Around 2013 I started to become less enchanted with the road. In late 2015 I got really sick of it. Then, out of the blue, in June 2016, my mum got sick, and died two months later. It was a blur. While she was doing chemo, I was still doing short tours, and keeping in touch while keeping my head afloat in a rock n roll world.

Cliché alert: life has to go on, and people can’t drop everything when faced with the unknown. I couldn’t just quit work altogether to look after Mum. She wouldn’t hear of it. But I did quit the US tours, and toward the very end I quit them all, to be close by.

Rewind a moment: early 2016. Before Mum got sick, and while I was experiencing a lot of unhappiness on the road, I started thinking of a big change. I toyed with various ideas of career shifts, until a couple of friends nudged me in a certain direction: set up a repair shop! Rather than sit at home and wait for tour offers, I’d sit in my workshop waiting for people to bring me their broken guitars and amps.

Imagine that! I could earn a living free from airport security, and shared hotel rooms.

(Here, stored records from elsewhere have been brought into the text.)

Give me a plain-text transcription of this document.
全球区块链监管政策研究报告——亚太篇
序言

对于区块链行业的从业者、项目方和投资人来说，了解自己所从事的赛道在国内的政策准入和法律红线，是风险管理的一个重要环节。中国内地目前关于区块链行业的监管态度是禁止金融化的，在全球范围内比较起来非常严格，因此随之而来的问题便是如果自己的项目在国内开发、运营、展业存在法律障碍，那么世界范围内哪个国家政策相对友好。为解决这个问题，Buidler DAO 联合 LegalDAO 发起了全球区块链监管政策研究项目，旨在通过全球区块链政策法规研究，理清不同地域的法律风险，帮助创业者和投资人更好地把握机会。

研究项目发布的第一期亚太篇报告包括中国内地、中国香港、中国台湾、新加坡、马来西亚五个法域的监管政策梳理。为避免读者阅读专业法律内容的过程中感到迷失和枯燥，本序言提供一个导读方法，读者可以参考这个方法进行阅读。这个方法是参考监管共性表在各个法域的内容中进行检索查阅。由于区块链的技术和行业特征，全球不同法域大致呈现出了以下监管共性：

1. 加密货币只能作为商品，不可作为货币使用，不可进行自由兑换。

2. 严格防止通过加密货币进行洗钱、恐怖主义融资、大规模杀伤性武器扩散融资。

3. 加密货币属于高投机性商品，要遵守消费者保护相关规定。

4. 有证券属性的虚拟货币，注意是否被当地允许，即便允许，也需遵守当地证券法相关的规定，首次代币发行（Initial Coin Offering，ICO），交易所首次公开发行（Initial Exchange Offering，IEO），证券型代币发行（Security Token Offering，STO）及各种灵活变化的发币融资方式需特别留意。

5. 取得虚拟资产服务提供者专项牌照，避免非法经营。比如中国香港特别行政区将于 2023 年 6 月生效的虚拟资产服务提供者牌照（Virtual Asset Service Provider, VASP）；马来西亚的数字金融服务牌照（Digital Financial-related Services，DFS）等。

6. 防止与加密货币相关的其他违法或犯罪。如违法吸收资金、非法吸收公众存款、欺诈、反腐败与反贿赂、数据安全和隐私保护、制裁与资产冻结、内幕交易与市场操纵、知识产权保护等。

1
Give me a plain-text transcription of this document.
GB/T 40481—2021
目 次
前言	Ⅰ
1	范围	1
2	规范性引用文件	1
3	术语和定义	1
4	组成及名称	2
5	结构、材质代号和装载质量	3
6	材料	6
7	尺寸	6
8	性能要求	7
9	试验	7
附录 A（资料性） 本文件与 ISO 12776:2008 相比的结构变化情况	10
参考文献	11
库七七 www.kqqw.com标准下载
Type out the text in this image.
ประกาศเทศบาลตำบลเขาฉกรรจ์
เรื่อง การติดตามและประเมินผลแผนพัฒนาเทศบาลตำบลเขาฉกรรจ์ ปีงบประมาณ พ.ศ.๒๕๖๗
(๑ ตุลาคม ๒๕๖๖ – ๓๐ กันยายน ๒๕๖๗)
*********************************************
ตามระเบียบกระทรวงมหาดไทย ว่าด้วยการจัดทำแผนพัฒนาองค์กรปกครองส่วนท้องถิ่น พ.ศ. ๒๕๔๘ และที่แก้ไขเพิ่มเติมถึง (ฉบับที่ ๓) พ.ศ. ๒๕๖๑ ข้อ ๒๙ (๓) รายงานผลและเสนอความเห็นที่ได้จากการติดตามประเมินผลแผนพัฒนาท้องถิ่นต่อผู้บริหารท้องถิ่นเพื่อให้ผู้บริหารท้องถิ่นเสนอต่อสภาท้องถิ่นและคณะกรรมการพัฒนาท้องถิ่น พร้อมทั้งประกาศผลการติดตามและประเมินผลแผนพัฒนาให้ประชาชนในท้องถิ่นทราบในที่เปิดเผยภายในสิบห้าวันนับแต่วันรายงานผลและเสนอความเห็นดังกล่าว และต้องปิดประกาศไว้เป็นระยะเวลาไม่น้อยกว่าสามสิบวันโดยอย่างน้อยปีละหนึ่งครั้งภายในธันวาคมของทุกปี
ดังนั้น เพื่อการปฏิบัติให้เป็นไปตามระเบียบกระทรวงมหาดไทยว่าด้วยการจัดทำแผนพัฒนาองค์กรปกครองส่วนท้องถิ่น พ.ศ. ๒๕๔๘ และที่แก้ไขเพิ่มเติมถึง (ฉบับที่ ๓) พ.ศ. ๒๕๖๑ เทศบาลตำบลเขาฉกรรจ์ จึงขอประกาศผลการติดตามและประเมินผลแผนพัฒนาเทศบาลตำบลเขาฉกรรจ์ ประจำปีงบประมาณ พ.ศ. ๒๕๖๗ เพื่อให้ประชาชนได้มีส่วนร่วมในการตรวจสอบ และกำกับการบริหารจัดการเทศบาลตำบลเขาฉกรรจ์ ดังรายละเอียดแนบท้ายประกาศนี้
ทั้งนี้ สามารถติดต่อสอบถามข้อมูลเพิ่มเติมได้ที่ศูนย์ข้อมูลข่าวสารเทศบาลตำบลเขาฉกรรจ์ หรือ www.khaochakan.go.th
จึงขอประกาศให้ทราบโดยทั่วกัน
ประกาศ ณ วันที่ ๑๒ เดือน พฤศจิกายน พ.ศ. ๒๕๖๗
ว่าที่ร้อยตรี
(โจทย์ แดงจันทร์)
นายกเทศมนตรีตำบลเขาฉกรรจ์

No sitting in a cacophonous van when all I wanted was some quiet. I could cook my own dinner, help my kids with homework, and sleep in my own bed. I could be like a normal dad.

In May 2016 I secured a premise in the location of my choice and I was excited – and nervous of course. But I was comforted by the idea that ordinary people set up businesses all the time. How hard can it be?

Then Mum got sick. I was still committed to upcoming tours, while setting up this new business. I quit tours. Mum died. Business was slow. Everyone says that’s normal for a new business. After some months, I was offered a short tour. The extra money would be helpful, and I thought I was healthy enough to do it. Boy was I wrong.

Nothing had changed. Every day brought the same old mental challenges. Trying to stay positive, professional, friendly and calm was an effort. It all unravelled quietly one day and I collapsed on a hotel bed sobbing. I was clearly not ready for this shit. My head was a time-bomb and thankfully it exploded while I was alone. I’m not sure how things would have transpired if it had happened in the open.

Mum phoned me on June 7, 2016 to tell me she had cancer. Now it’s June 4, 2017, and I could use some extra money, so I’ve committed to a short tour beginning in August, nearly a year to the day Mum died. It’s strange how cyclical this all feels.

The overall feeling I think I’ve experienced in the last year is confusion. As a human with responsibilities, I’m pulled in all directions: personally looking after others, looking after myself, and taking care of business. Then there are the grey areas: knowing the appropriate moment to pause one thing and resume another, and even more important, when to tell the world to fuck unequivocally off.

The last year has been a bit of a blur, but I’ve made a few connections. Rewinding, I go back to when my son was born. That was exciting. Proud daddy. But it didn’t take me long to realise that soon enough, people stopped giving a fuck that I was a new dad. Fair enough, people have kids all the time. And in that same vein, when you lose a loved one, people are sympathetic for a while, but they move on much more quickly than you. While you’re confused about life, people might assume because you’ve managed a few smiles that you must be okay, and it’s business as usual.

Before I go, I have to share another couple of things I’ve learnt. Letting go is vital. In April this year, we scattered Mum’s ashes. Eight months had passed until we said goodbye for real, and I wish I’d done it sooner.

Last thing: setting up a business. How hard can it be? The work part is easy. The hard part is staying positive.